Tim Gilmore writes about the haunted South.
He’s the creator of and sole writer at www.jaxpsychogeo.com, a project that explores place and catalogues the Southern Gothic at nearly 400 locations in and around Jacksonville, Florida.
Gilmore is the author of a number of books, including the historical novel about the founder of Jacksonville, The Book of Isaiah: A Vision of the Founder of a City, illustrated by his colleague Shep Shepard, and creative nonfiction such as The Devil in the Baptist Church: Bob Gray’s Unholy Trinity, In Search of Eartha White: Storehouse for the People, The Mad Atlas of Virginia King, and Stalking Ottis Toole: A Southern Gothic, which FSCJ Dramaworks’s Ken McCullough directed at the Wilson Center in Spring 2017.
He is the organizer of JaxbyJax, the literary arts festival built on the theme of “Jacksonville Writers Writing Jacksonville.”
Gilmore’s work has appeared in numerous national and Jacksonville area publications ranging from Andrei Condrescu’s Exquisite Corpse to Fiction Fix to Perversion Magazine to Jacksonville’s Folio Weekly.

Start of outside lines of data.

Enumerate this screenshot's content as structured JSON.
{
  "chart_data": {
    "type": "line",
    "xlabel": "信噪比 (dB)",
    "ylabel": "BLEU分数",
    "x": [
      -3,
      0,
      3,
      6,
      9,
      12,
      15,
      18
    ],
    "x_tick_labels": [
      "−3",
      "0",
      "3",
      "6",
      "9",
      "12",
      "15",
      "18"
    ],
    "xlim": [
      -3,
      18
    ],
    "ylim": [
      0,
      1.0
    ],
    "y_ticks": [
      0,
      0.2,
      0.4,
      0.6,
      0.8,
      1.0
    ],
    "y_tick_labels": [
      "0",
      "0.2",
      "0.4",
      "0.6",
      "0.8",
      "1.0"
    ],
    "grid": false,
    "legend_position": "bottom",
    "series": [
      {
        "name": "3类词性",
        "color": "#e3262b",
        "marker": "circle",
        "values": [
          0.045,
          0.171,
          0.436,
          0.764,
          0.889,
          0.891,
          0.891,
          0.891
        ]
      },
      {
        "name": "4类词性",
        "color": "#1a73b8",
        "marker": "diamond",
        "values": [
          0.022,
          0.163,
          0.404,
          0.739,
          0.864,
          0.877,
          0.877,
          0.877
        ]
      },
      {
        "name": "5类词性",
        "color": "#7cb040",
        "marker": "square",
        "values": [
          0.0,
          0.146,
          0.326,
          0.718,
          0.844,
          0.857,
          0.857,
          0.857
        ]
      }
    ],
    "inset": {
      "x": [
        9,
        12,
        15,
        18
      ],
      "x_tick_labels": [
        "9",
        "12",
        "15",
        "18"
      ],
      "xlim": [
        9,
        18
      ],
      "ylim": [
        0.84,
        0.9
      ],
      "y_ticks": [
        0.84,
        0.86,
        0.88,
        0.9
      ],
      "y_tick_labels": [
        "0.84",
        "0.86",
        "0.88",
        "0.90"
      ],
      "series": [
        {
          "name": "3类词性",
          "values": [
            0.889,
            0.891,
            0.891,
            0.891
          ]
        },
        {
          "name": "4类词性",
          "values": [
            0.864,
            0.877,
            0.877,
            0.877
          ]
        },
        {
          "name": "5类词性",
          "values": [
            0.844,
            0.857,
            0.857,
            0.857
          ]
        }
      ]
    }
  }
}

His first stories for Folio appeared in the mid-1990s. He currently writes Folio‘s “E Pluribus Jax” column.
Tim Gilmore has given talks and offered readings at numerous events and venues, ranging widely from the Jacksonville Historical Society (where he’s spoken on the history of murder in Jacksonville, Eartha White, and Virginia King) the Florida Historical Society, ASALH (the Association for the Study of African-American Life and History), various Popular Culture Association and Modern Language Association conferences, the Douglas Anderson Writer’s Festival, and JaxbyJax Literary Arts Festival. When his book In Search of Eartha White, Storehouse for the People appeared in 2014, he gave the keynote address at the Pearls and Cufflinks Fundraiser Gala for the Clara White Mission.
Gilmore teaches Literature and Writing at Florida State College at Jacksonville. He holds a Ph.D. in English from the University of Florida.